Very surprised by your experiences – I fly 60+ flights a year with KLM thru AMS and have always found them to be extremely efficient and very polite and professional. The aircraft are always spotless and the service is generally very reliable, with any issues promptly dealt with.

Jim Benner

Couldn’t help but chuckle after reading the carton that your sandwich came in ☺. They brag about how nice they treat their chickens but leave out the fact that they slaughter them for food .

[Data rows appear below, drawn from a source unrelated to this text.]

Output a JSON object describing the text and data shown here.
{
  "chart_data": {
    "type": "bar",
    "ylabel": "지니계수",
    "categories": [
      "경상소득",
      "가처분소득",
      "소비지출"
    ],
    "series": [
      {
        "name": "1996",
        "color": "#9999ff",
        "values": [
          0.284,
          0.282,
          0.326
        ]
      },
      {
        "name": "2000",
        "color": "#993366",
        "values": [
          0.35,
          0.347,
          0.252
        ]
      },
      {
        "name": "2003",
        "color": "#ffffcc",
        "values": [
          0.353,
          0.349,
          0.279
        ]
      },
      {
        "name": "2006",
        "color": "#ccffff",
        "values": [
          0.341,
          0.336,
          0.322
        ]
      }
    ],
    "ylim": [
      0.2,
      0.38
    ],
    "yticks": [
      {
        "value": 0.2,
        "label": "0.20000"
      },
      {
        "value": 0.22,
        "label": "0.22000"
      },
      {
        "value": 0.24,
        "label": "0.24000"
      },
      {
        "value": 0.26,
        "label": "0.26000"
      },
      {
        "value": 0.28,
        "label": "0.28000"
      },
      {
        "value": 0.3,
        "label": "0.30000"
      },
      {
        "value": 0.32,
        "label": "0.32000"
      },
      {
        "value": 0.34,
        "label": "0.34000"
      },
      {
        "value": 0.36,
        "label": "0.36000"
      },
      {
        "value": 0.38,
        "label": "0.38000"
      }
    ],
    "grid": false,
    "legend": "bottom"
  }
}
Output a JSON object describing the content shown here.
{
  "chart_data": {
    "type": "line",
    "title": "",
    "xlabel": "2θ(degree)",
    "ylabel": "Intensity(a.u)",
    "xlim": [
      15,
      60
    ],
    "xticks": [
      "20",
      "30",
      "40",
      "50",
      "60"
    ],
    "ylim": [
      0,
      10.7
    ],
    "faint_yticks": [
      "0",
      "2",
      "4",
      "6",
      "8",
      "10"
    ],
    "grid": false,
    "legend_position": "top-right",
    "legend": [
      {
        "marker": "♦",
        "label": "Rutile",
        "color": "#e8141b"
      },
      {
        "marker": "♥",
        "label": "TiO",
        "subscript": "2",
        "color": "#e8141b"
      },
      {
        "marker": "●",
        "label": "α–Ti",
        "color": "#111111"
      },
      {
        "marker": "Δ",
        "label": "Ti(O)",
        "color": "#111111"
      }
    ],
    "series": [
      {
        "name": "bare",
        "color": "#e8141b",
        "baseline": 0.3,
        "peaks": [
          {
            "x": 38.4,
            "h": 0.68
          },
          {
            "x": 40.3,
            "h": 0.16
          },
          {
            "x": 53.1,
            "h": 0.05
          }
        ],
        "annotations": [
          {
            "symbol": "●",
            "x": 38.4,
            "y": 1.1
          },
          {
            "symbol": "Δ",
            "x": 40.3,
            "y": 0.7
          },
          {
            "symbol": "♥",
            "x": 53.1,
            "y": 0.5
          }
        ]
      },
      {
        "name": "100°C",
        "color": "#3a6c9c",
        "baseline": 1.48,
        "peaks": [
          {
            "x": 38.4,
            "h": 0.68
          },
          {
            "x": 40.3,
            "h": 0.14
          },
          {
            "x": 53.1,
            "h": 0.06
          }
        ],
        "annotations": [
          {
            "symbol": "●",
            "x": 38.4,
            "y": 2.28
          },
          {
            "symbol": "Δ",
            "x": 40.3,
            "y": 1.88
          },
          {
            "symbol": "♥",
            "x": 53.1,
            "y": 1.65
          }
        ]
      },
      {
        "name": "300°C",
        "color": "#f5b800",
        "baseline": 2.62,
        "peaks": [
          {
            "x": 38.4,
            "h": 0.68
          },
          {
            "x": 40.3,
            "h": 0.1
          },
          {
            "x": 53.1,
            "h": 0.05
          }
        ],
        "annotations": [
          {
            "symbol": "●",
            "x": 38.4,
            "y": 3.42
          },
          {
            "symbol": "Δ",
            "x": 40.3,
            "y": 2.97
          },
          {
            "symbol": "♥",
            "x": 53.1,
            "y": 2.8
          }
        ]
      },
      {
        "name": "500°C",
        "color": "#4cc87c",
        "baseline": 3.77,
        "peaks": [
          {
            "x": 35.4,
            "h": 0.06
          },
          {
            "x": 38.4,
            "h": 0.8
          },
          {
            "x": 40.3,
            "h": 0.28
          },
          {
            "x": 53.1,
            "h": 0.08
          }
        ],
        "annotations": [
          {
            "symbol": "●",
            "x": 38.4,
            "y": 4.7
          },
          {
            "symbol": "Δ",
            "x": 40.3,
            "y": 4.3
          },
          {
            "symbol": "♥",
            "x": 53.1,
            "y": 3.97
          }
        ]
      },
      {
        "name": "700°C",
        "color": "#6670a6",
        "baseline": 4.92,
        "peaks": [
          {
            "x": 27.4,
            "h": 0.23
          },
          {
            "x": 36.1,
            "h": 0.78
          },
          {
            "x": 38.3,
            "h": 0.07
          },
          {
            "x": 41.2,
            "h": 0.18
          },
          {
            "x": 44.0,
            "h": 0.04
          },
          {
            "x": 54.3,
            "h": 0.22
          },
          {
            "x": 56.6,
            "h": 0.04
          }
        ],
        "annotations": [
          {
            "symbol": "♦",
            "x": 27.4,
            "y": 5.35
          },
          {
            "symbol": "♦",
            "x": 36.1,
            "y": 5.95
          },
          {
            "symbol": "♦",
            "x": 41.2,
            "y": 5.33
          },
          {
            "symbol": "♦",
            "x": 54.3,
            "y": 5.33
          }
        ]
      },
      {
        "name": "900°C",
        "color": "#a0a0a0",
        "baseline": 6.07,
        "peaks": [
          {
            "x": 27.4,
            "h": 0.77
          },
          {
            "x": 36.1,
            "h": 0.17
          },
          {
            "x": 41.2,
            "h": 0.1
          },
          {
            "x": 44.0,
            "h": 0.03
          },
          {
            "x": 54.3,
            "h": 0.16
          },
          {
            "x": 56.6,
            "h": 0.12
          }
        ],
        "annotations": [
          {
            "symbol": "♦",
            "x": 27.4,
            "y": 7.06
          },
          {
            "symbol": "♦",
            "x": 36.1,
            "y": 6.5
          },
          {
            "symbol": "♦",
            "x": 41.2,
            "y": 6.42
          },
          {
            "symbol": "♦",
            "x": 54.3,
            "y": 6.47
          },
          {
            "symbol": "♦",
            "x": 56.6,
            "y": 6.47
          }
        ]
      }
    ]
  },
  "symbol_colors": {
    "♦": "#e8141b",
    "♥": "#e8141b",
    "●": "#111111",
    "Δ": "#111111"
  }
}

A good report John, but KLM’s long haul products, hard and soft, far superior to their domestic and intra-European services. Honestly, those are terrible an usually not worth the trouble. A blocked coach seat is not the same as business class seat, anywhere else in the world. IMO, I think KLM should follow the model set by several others and either do it correctly – do don’t do it. (LH has the same situation in Germany and they have yet to improve the situation. If when I can make or take the time, for almost any intra-European trip of up to ~~3,000 km, really prefer to take the train. ) Considering the terminal time and cost, it is usually a wash. I do not know the break-point, but the train is oh so much easier, usually providing great meals and a zero-stress environment. Did I mention that I like most European trains a lot better? They are actually FUN. Why were you and wife not on a train? Why?

Martin Wright

This is the first time I have come across your site and was immediately drawn to the KLM article and have total empathy.I have to say that whilst I fly KLM regularly and hub via AMS there is a strange efficiency that at times doesn’t take into account the people factor. My advice to anyone connecting with KLM in AMS is to check the connection time, take care when you have less than 50 mins as immigration queues are shocking and even if you plead with the ground staff do not expect any favours! As for missed connections and lost luggage – KLM will probably blame you first rather than admit that they are at fault.